Evaluating and Generating Query Workloads for High Dimensional Vector Similarity Search

Ceccarello, M.; Levchenko, A.; Ileana, I.; Palpanas, T.

doi:10.1145/3711896.3737383

Similarity search lies at the heart of many modern applications, ranging from databases to deep learning to data series analysis. As such, a vast effort has been invested in developing algorithms, data structures and implementations to speed up this crucial subroutine. To empirically validate these approaches, several benchmarking efforts have been initiated covering a wide array of datasets. In this paper, we observe that usually little control is exercised on the hardness of the workloads with which methods are tested and compared.
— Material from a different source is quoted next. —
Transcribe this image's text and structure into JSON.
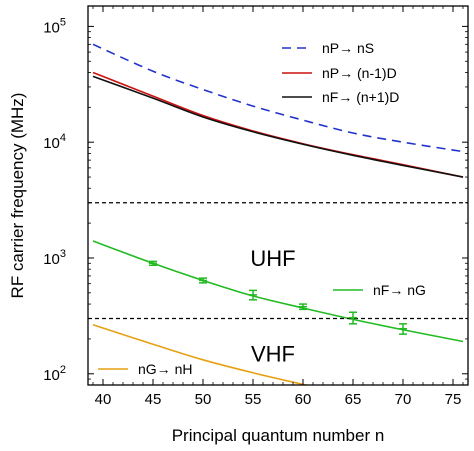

To address this issue, we first evaluate several query hardness measures with respect to their ability to capture the empirical hardness of a query, i.e. the effort invested by an index data structure to provide an answer. Then, we propose two methods, deemed Hephaestus-Annealing and Hephaestus-Gradient, for synthesizing query workloads so that they meet a user-specified hardness target. Both methods allow to produce workloads with the desired hardness: we find that Hephaestus-Gradient is faster, while Hephaestus-Annealing makes fewer assumptions on the target hardness measure. The resulting workloads can be used to gain insights into the behavior of similarity search algorithms.